4. Juni: Erneute Zusammenstöße zwischen Demonstranten und der Polizei in Istanbul und Ankara. In der Stadt Antakya wird nach Angaben von Behördenvertretern ein weiterer Demonstrant getötet. Laut Vizeregierungschef Arinc wurden bisher 244 Polizisten und 64 Zivilisten verletzt. Aktivisten sprechen dagegen weiter von hunderten Verletzten. Zwei große Gewerkschaften, KESK und DISK, unterstützen die Protestbewegung mit einem Aufruf zu einem zweitägigen Streik.
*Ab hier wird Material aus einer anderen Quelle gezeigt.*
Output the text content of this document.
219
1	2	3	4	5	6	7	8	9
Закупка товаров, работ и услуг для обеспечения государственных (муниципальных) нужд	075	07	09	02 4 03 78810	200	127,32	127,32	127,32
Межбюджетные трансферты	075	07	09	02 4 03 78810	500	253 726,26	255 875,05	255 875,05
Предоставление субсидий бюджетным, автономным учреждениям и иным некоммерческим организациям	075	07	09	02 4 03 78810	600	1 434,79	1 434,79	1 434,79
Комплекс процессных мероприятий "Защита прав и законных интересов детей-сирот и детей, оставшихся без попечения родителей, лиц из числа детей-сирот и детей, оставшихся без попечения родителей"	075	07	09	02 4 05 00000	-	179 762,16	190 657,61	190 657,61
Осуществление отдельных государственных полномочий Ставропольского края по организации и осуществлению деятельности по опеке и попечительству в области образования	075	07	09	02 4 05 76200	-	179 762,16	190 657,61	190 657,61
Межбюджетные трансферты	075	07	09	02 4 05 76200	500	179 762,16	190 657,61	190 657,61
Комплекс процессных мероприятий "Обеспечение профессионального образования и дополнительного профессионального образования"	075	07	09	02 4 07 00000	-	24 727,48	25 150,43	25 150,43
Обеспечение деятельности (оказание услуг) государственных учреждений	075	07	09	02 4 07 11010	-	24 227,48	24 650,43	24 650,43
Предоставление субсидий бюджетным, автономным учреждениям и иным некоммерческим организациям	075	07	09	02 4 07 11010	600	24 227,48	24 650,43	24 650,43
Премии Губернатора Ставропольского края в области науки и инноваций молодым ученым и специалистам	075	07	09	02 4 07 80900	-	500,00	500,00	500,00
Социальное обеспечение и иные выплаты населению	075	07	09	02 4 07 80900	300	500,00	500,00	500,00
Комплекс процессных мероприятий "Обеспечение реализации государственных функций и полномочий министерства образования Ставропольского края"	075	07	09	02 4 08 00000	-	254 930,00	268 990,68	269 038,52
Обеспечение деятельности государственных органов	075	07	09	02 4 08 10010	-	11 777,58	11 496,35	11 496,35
5. Juni: Tausende folgen dem Streikaufruf. Sie fordern lautstark Erdogans Rücktritt. Anführer der Protestbewegung treffen Arinc in Ankara und übergeben einen Forderungskatalog: sie verlangen unter anderem ein Einsatzverbot für Tränengas, die Freilassung festgenommener Demonstranten und die Entlassung der für brutale Polizeieinsätze verantwortlichen Polizeichefs. In Izmir werden 25 Menschen wegen Übermittlung "irreführender und verleumderischer" Nachrichten über den Kurznachrichtendienst Twitter festgenommen.

6. Juni: Nach Medienberichten stirbt erstmals ein Polizist seinen Verletzungen im Krankenhaus. Erdogan verkündet bei einem Besuch in Tunis, er wolle von dem umstrittenen Bauprojekt nicht abrücken. Er sieht auch "Terroristen" unter den Demonstranten.